The virtual seminar will be held from 12:30 to 2:00 p.m. (E.T.)
Nuclear test explosions occurred about once a week for forty years, beginning in 1945, and then slowed, and were restricted in various ways under a series of treaties beginning in 1963 and then banned under the 1996 Comprehensive Test Ban Treaty, which is not yet in force. Throughout this time advancements in instrumentation and computational techniques have radically improved capabilities in monitoring for nuclear testing. There also have been episodic disputes about treaty violations, the most recent instance was on 6 February 2026 when the United States accused China of conducting a nuclear test on 22 June 2020 that was not in compliance with the CTBT. This presentation will review some highlights of the efforts to monitor nuclear testing, and what happens when policy makers disagree with or are hostile to a conclusion strongly held by the technical community and seek to make up their own reality. It also will show advancements in monitoring since 1996, highlight specific areas for continued progress, and indicate the main impediments to the program. It will draw in part on the essay When Scientific Evidence is not Welcome and the related video.

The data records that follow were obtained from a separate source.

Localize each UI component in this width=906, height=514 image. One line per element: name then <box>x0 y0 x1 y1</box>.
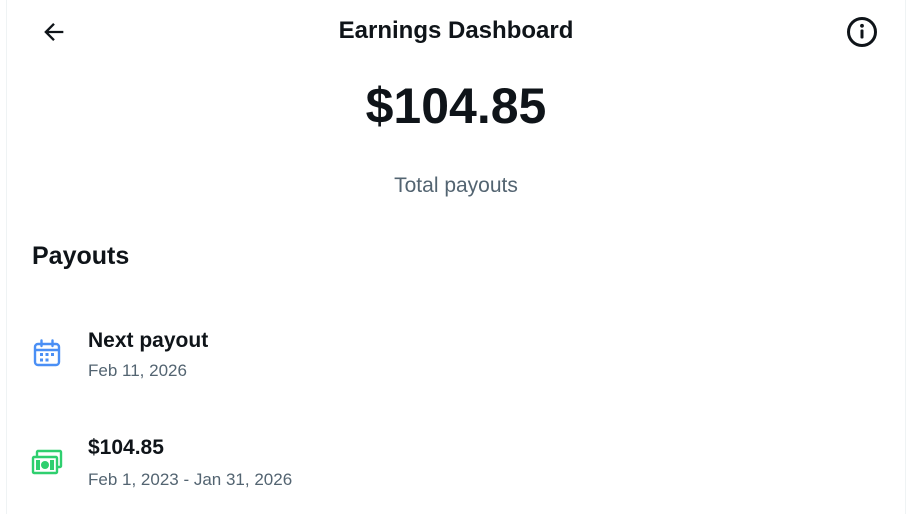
calendar-icon <box>33 339 61 367</box>
payout-amount-title: $104.85 <box>88 436 164 459</box>
total-payouts-amount: $104.85 <box>365 78 547 134</box>
next-payout-title: Next payout <box>88 329 209 352</box>
payout-period: Feb 1, 2023 - Jan 31, 2026 <box>88 470 293 489</box>
total-payouts-label: Total payouts <box>394 174 518 197</box>
cash-icon <box>31 449 63 475</box>
info-icon <box>847 17 877 47</box>
next-payout-date: Feb 11, 2026 <box>88 361 187 380</box>
info-button[interactable] <box>842 12 882 52</box>
payout-amount-row: $104.85 Feb 1, 2023 - Jan 31, 2026 <box>0 420 900 500</box>
payouts-heading: Payouts <box>32 242 130 270</box>
page-title: Earnings Dashboard <box>338 17 574 44</box>
next-payout-row: Next payout Feb 11, 2026 <box>0 312 900 392</box>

About the speaker: Paul Richards is the Mellon Professor of the Natural Sciences (emeritus) at the Lamont-Doherty Earth Observatory of Columbia University, where he has researched and taught aspects of seismology since 1971. His career has included both fundamental geophysics and monitoring compliance with nuclear arms control treaties. He spent two separate years in the U.S. Arms Control and Disarmament Agency (in the Reagan and Clinton administrations) and was part of the US team that negotiated the Comprehensive Nuclear-Test-Ban Treaty. He has worked for decades with U.S. government institutions on explosion monitoring, and with the CTBT Organization in Vienna. He continues to conduct research on methods to improve the monitoring of earthquakes and explosions.